Wednesday, July 06, 2005

I'm Proud to be American

June 30, 2005
By: L.A. Kohl
(published in the July 6, 2005 edition of the "Bullseye")
By the time you read this, we will have just finished celebrating our country’s birthday. Many of you celebrated by playing ball, flying flags, eating watermelon, making homemade ice cream, and of course – watching fireworks. But amidst all that fun and recreation – did you take time to really think about what an awesome privilege and blessing it is to live in the “the land of the free and the home of the brave”?

I honestly hadn’t thought a whole lot about what a great country I was born into, until I left if for a season. Spending over two months in India a few years ago gave me a new appreciation for how much our nation is truly blessed. We are blessed with so many natural resources, diversity, physical wealth, spiritual and personal freedoms, and countless opportunities for ourselves and our children.

While in India, we befriended a “dhobi” – a man who washes clothes, by hand, for a living. He had a grown son. This dhobi had scrimped and saved until he had enough money to help his son go off to the big city and get educated in something other than washing clothes. Now the son had completed that education, but couldn’t find a job because his father, or no one he knew, could help “bribe” him into a position in that field…so, he was probably destined to return home and take up the trade of his father.

In America, if a person decides to flip burgers at the local fast food joint for their career in life – at least it’s their choice, and it wasn’t forced on them by a society that says you can’t try to do more, unless you’ve got the money to bribe your way up the ladder. Many can’t afford college, that’s true. But as Americans, we have scholarships, grants and student loans to help out with that. If college isn’t your thing, there are also many technical and trade schools to choose from. And there are small business loans available for those who are creative and gutsy enough to strike out on their own. My point is: the opportunities in our country are just so vast, compared to the rest of the world.

Here’s another thought…how many beggars do you see standing on your street corners? Sure – we’ve got homeless people that we occasionally see in Columbia standing at an intersection – but there is also a food pantry and shelters that they can go to if they get desperate. I’m talking about beggars on every street…not being able to walk through a city without having beggars follow you, or reach towards you, or pull on you. Beggars are almost a normal part of everyday life in most of the world – but America is so materialistically blessed that we rarely reduce people to that station in life.

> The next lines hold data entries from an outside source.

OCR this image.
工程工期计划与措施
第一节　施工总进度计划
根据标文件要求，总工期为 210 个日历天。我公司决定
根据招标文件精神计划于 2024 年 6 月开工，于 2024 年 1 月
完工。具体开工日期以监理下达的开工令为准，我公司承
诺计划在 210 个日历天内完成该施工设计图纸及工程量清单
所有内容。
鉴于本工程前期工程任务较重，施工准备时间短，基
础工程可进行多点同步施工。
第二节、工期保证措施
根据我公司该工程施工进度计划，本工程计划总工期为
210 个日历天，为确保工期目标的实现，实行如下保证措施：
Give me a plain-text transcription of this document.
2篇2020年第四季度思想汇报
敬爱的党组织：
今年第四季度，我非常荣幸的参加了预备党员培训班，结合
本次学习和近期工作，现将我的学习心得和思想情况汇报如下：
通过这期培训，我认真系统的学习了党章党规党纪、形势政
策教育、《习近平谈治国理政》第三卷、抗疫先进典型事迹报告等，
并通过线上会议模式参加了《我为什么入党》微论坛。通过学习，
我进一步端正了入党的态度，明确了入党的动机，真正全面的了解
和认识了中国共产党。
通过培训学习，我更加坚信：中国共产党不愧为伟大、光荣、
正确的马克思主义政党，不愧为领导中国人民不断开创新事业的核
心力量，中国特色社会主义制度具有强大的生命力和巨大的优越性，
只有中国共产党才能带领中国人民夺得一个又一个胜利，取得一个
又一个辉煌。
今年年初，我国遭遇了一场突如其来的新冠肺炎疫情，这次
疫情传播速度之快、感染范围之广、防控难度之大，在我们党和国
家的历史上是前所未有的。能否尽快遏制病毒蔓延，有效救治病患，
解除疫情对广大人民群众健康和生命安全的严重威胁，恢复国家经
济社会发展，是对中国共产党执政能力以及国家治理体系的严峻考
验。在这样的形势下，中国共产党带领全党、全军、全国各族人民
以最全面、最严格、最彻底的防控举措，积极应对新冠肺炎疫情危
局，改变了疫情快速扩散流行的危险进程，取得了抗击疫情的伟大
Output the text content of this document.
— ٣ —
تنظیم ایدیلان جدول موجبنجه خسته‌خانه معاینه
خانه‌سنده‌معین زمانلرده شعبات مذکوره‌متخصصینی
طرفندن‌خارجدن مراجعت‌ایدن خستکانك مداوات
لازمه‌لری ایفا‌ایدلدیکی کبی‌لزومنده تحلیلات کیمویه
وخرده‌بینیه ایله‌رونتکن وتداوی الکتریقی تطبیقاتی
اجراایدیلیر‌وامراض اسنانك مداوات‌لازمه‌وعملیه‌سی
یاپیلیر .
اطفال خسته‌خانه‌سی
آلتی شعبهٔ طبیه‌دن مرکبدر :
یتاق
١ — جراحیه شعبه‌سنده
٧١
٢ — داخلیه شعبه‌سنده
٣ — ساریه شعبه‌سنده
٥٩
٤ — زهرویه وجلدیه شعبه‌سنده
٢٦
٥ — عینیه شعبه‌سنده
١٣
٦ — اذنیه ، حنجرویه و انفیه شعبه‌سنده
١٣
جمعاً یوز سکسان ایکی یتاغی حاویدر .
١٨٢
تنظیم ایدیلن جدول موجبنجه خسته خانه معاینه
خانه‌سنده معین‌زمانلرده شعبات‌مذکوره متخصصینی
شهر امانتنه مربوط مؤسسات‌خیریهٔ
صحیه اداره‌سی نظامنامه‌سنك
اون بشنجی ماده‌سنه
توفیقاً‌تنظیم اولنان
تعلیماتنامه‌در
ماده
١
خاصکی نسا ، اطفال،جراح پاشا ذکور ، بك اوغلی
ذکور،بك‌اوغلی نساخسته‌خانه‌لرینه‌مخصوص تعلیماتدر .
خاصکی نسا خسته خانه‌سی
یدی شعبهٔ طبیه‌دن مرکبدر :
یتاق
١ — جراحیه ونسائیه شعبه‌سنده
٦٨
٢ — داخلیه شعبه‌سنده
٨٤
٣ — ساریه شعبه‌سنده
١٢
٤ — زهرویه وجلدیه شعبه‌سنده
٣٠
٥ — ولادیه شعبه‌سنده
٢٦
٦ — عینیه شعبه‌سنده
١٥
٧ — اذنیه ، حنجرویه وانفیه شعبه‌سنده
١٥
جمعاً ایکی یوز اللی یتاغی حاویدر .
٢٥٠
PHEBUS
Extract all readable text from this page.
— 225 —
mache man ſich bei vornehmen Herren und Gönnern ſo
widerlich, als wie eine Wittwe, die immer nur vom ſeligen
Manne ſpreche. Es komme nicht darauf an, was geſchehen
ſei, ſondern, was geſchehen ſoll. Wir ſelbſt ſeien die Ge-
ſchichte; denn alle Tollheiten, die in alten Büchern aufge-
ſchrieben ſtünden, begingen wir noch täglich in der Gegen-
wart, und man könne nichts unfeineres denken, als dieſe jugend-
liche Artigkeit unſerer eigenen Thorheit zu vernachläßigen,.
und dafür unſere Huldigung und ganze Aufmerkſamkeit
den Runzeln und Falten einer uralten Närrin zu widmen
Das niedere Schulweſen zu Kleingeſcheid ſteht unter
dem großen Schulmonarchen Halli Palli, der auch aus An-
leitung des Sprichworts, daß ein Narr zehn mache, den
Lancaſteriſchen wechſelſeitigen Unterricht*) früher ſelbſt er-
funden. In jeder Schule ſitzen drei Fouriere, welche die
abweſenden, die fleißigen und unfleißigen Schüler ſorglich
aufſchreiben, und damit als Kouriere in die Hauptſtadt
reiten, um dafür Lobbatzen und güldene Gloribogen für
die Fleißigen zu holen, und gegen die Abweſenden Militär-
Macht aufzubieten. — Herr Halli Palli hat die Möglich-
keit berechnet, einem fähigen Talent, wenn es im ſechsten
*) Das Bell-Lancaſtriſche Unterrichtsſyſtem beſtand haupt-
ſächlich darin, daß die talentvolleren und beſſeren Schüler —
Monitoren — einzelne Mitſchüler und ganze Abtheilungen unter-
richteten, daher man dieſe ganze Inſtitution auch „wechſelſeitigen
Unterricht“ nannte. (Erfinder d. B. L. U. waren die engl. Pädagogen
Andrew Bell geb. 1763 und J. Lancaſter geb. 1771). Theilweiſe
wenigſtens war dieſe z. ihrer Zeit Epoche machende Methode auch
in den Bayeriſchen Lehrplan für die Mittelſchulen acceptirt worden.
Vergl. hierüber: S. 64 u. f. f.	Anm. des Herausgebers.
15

I know that America’s not perfect. But thank God America is what it is. Many men and women over the past two hundred and thirty years believed in it so much that they fought and died for it. Not only that – but they believed in the concept of freedom so much that they fought and died so other countries could experience it, also. So let us not forget what a blessing it is to be an American, or forget Who it is that has blessed us so richly, lest we loose His blessing.